The film's television release had been stalled. The Delhi High Court on 11 June 2013 issued a ruling restraining the TV release of Yeh Jawaani Hai Deewani for allegedly using objectionable dialogues in context of the brand Rooh Afza.

==Accolades==

At the 59th Filmfare Awards, Yeh Jawaani Hai Deewani received a leading ten nominations. At the 15th IIFA Awards, it got eight nominations and three awards. Elsewhere, it won four Producers Guild Film Awards, two Screen Awards and four Zee Cine Awards.

==Legacy==
Yeh Jawaani Hai Deewani remains one of the most popular romantic dramas in Hindi cinema. It was named as one of the Bollywood's top ten most romantic movies by The Times of India and Filmfare. Time Out placed the film in its "The 100 best Bollywood movies" list. Ineye Komonibo of Marie Claire listed it as one of the 43 best Bollywood movies of all time. Jasmine Ting of Cosmopolitan cited it as one of the best Indian films. Radhika Menon of Paste listed it as one of the fifteen best Bollywood movies.

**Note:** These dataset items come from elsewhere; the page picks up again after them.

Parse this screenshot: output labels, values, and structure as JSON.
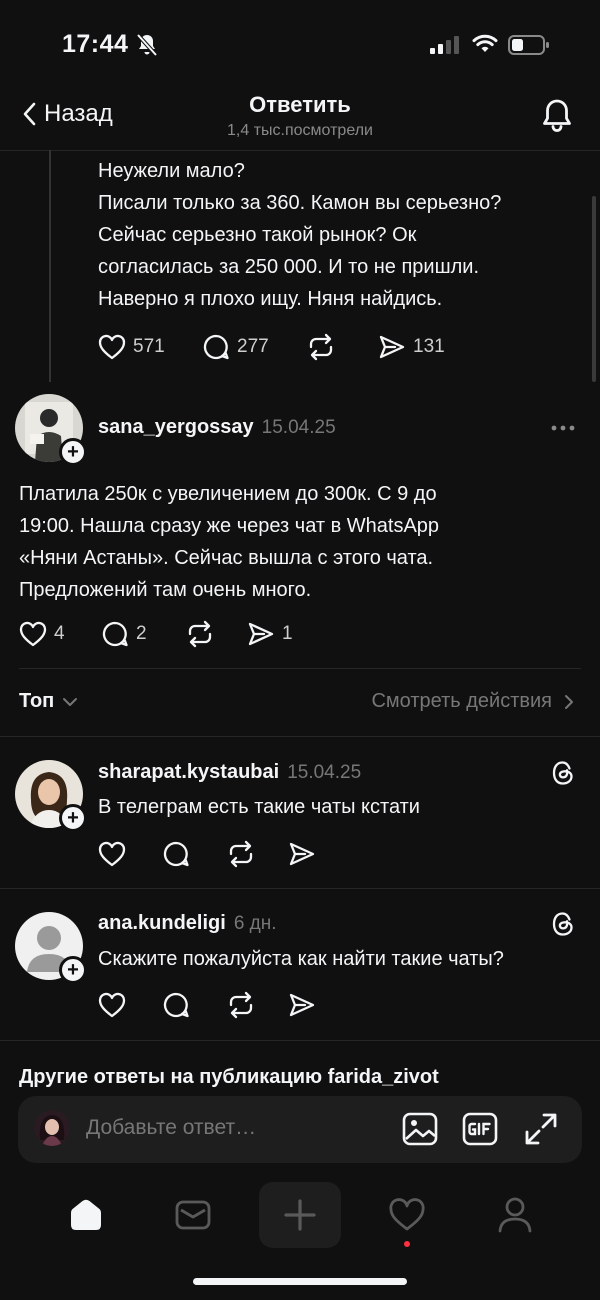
{
  "status_bar": {
    "time": "17:44"
  },
  "header": {
    "back_label": "Назад",
    "title": "Ответить",
    "subtitle": "1,4 тыс.посмотрели"
  },
  "parent_post": {
    "text_lines": [
      "Неужели мало?",
      "Писали только за 360. Камон вы серьезно?",
      "Сейчас серьезно такой рынок? Ок",
      "согласилась за 250 000. И то не пришли.",
      "Наверно я плохо ищу. Няня найдись."
    ],
    "likes": "571",
    "comments": "277",
    "shares": "131"
  },
  "reply_post": {
    "username": "sana_yergossay",
    "date": "15.04.25",
    "text_lines": [
      "Платила 250к с увеличением до 300к. С 9 до",
      "19:00. Нашла сразу же через чат в WhatsApp",
      "«Няни Астаны». Сейчас вышла с этого чата.",
      "Предложений там очень много."
    ],
    "likes": "4",
    "comments": "2",
    "shares": "1"
  },
  "sort_bar": {
    "sort_label": "Топ",
    "activity_label": "Смотреть действия"
  },
  "comments": [
    {
      "username": "sharapat.kystaubai",
      "date": "15.04.25",
      "text": "В телеграм есть такие чаты кстати"
    },
    {
      "username": "ana.kundeligi",
      "date": "6 дн.",
      "text": "Скажите пожалуйста как найти такие чаты?"
    }
  ],
  "other_replies_title": "Другие ответы на публикацию farida_zivot",
  "reply_bar": {
    "placeholder": "Добавьте ответ…"
  },
  "colors": {
    "background": "#101010",
    "text": "#f3f5f7",
    "muted": "#777777",
    "surface": "#1e1e1e",
    "notification_dot": "#ff3040"
  }
}
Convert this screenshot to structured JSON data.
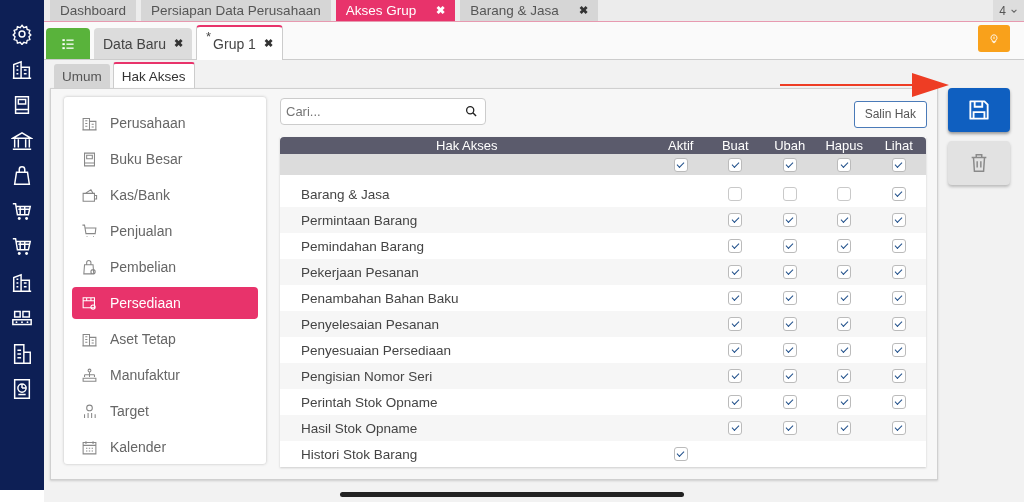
{
  "top_tabs": [
    {
      "label": "Dashboard",
      "selected": false,
      "closable": false
    },
    {
      "label": "Persiapan Data Perusahaan",
      "selected": false,
      "closable": false
    },
    {
      "label": "Akses Grup",
      "selected": true,
      "closable": true
    },
    {
      "label": "Barang & Jasa",
      "selected": false,
      "closable": true
    }
  ],
  "close_glyph": "✖",
  "tab_count": "4",
  "doc_tabs": [
    {
      "label": "Data Baru",
      "selected": false
    },
    {
      "prefix": "*",
      "label": "Grup 1",
      "selected": true
    }
  ],
  "sub_tabs": [
    {
      "label": "Umum",
      "selected": false
    },
    {
      "label": "Hak Akses",
      "selected": true
    }
  ],
  "modules": [
    {
      "label": "Perusahaan",
      "selected": false
    },
    {
      "label": "Buku Besar",
      "selected": false
    },
    {
      "label": "Kas/Bank",
      "selected": false
    },
    {
      "label": "Penjualan",
      "selected": false
    },
    {
      "label": "Pembelian",
      "selected": false
    },
    {
      "label": "Persediaan",
      "selected": true
    },
    {
      "label": "Aset Tetap",
      "selected": false
    },
    {
      "label": "Manufaktur",
      "selected": false
    },
    {
      "label": "Target",
      "selected": false
    },
    {
      "label": "Kalender",
      "selected": false
    }
  ],
  "search": {
    "placeholder": "Cari..."
  },
  "copy_button": "Salin Hak",
  "table": {
    "columns": [
      "Hak Akses",
      "Aktif",
      "Buat",
      "Ubah",
      "Hapus",
      "Lihat"
    ],
    "select_all": [
      true,
      true,
      true,
      true,
      true
    ],
    "rows": [
      {
        "name": "Barang & Jasa",
        "buat": false,
        "ubah": false,
        "hapus": false,
        "lihat": true
      },
      {
        "name": "Permintaan Barang",
        "buat": true,
        "ubah": true,
        "hapus": true,
        "lihat": true
      },
      {
        "name": "Pemindahan Barang",
        "buat": true,
        "ubah": true,
        "hapus": true,
        "lihat": true
      },
      {
        "name": "Pekerjaan Pesanan",
        "buat": true,
        "ubah": true,
        "hapus": true,
        "lihat": true
      },
      {
        "name": "Penambahan Bahan Baku",
        "buat": true,
        "ubah": true,
        "hapus": true,
        "lihat": true
      },
      {
        "name": "Penyelesaian Pesanan",
        "buat": true,
        "ubah": true,
        "hapus": true,
        "lihat": true
      },
      {
        "name": "Penyesuaian Persediaan",
        "buat": true,
        "ubah": true,
        "hapus": true,
        "lihat": true
      },
      {
        "name": "Pengisian Nomor Seri",
        "buat": true,
        "ubah": true,
        "hapus": true,
        "lihat": true
      },
      {
        "name": "Perintah Stok Opname",
        "buat": true,
        "ubah": true,
        "hapus": true,
        "lihat": true
      },
      {
        "name": "Hasil Stok Opname",
        "buat": true,
        "ubah": true,
        "hapus": true,
        "lihat": true
      },
      {
        "name": "Histori Stok Barang",
        "aktif": true
      }
    ]
  }
}
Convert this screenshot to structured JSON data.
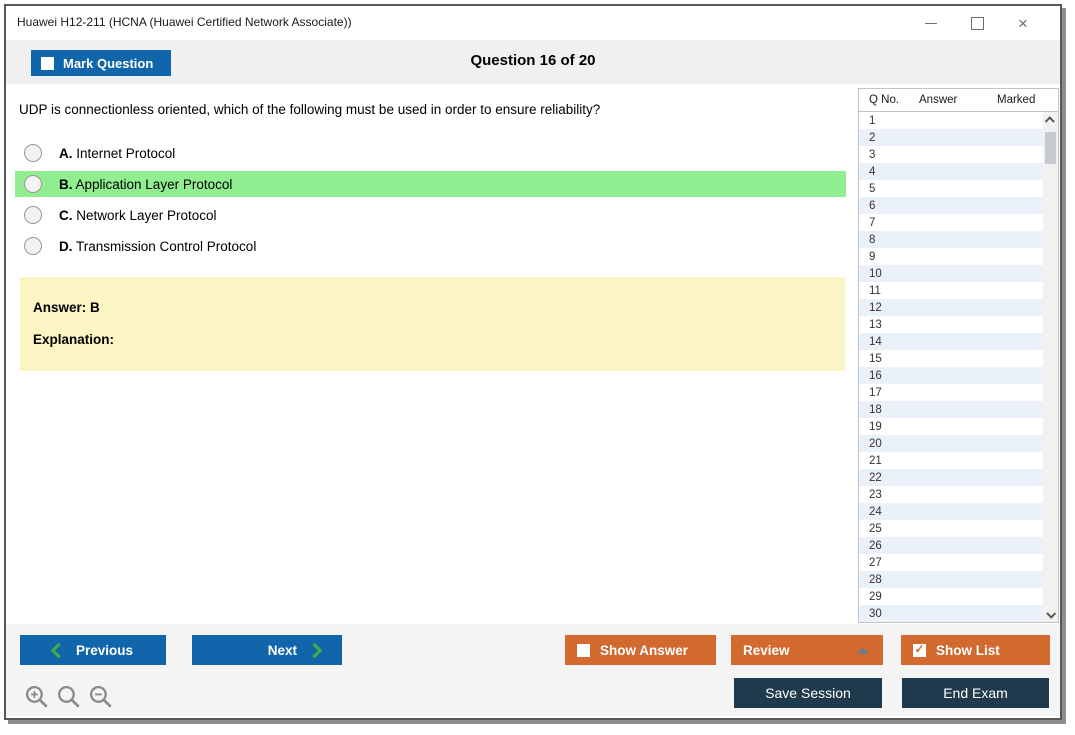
{
  "window": {
    "title": "Huawei H12-211 (HCNA (Huawei Certified Network Associate))"
  },
  "header": {
    "mark_question_label": "Mark Question",
    "question_counter": "Question 16 of 20"
  },
  "question": {
    "text": "UDP is connectionless oriented, which of the following must be used in order to ensure reliability?",
    "options": [
      {
        "letter": "A.",
        "text": "Internet Protocol",
        "highlighted": false
      },
      {
        "letter": "B.",
        "text": "Application Layer Protocol",
        "highlighted": true
      },
      {
        "letter": "C.",
        "text": "Network Layer Protocol",
        "highlighted": false
      },
      {
        "letter": "D.",
        "text": "Transmission Control Protocol",
        "highlighted": false
      }
    ],
    "answer_label": "Answer: B",
    "explanation_label": "Explanation:"
  },
  "sidebar": {
    "columns": {
      "q_no": "Q No.",
      "answer": "Answer",
      "marked": "Marked"
    },
    "rows": [
      {
        "q": "1",
        "answer": "",
        "marked": ""
      },
      {
        "q": "2",
        "answer": "",
        "marked": ""
      },
      {
        "q": "3",
        "answer": "",
        "marked": ""
      },
      {
        "q": "4",
        "answer": "",
        "marked": ""
      },
      {
        "q": "5",
        "answer": "",
        "marked": ""
      },
      {
        "q": "6",
        "answer": "",
        "marked": ""
      },
      {
        "q": "7",
        "answer": "",
        "marked": ""
      },
      {
        "q": "8",
        "answer": "",
        "marked": ""
      },
      {
        "q": "9",
        "answer": "",
        "marked": ""
      },
      {
        "q": "10",
        "answer": "",
        "marked": ""
      },
      {
        "q": "11",
        "answer": "",
        "marked": ""
      },
      {
        "q": "12",
        "answer": "",
        "marked": ""
      },
      {
        "q": "13",
        "answer": "",
        "marked": ""
      },
      {
        "q": "14",
        "answer": "",
        "marked": ""
      },
      {
        "q": "15",
        "answer": "",
        "marked": ""
      },
      {
        "q": "16",
        "answer": "",
        "marked": ""
      },
      {
        "q": "17",
        "answer": "",
        "marked": ""
      },
      {
        "q": "18",
        "answer": "",
        "marked": ""
      },
      {
        "q": "19",
        "answer": "",
        "marked": ""
      },
      {
        "q": "20",
        "answer": "",
        "marked": ""
      },
      {
        "q": "21",
        "answer": "",
        "marked": ""
      },
      {
        "q": "22",
        "answer": "",
        "marked": ""
      },
      {
        "q": "23",
        "answer": "",
        "marked": ""
      },
      {
        "q": "24",
        "answer": "",
        "marked": ""
      },
      {
        "q": "25",
        "answer": "",
        "marked": ""
      },
      {
        "q": "26",
        "answer": "",
        "marked": ""
      },
      {
        "q": "27",
        "answer": "",
        "marked": ""
      },
      {
        "q": "28",
        "answer": "",
        "marked": ""
      },
      {
        "q": "29",
        "answer": "",
        "marked": ""
      },
      {
        "q": "30",
        "answer": "",
        "marked": ""
      }
    ]
  },
  "footer": {
    "previous_label": "Previous",
    "next_label": "Next",
    "show_answer_label": "Show Answer",
    "review_label": "Review",
    "show_list_label": "Show List",
    "save_session_label": "Save Session",
    "end_exam_label": "End Exam"
  },
  "colors": {
    "accent_blue": "#1166ab",
    "accent_orange": "#d2692e",
    "accent_navy": "#1f3a4d",
    "highlight_green": "#90ee90",
    "answer_yellow": "#fbf5c3",
    "alt_row_blue": "#eaf1f8",
    "chevron_green": "#3fae49"
  }
}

Ranbir Kapoor and Deepika Padukone's performance has been noted as one of their most notable works. The film is also considered among the best Bollywood films made on friendship. Padukone's character Naina Talwar, in particular, became highly popular. Anmol Mahato of Film Companion noted: "Naina Talwar starts out as a shy, under-confident person who thinks she is not cool enough but evolves into a person, who is unapologetically in love with herself and her regular dal-chawal life." Padukone later went onto to say about her role, "Naina Talwar came fairly effortlessly to me as I recognized a lot of me in the character." Pinkvilla and Cosmopolitan have named Naina among the strongest and inspirational female characters of Bollywood.

==Re-release==
Yeh Jawaani Hai Deewani was re-released on 3 January 2025.

===Box office===
The film earned ₹1.15 crore on its opening day. The film collected ₹12.15 crore net in its first week. Pinkvilla reported the first week net earnings around 13.05 crore. It collected approximately 26.25 - 26.75 crore in its re-release run, emerging as a success. It currently holds the record for the fourth-highest re-release collection ever for an Indian film.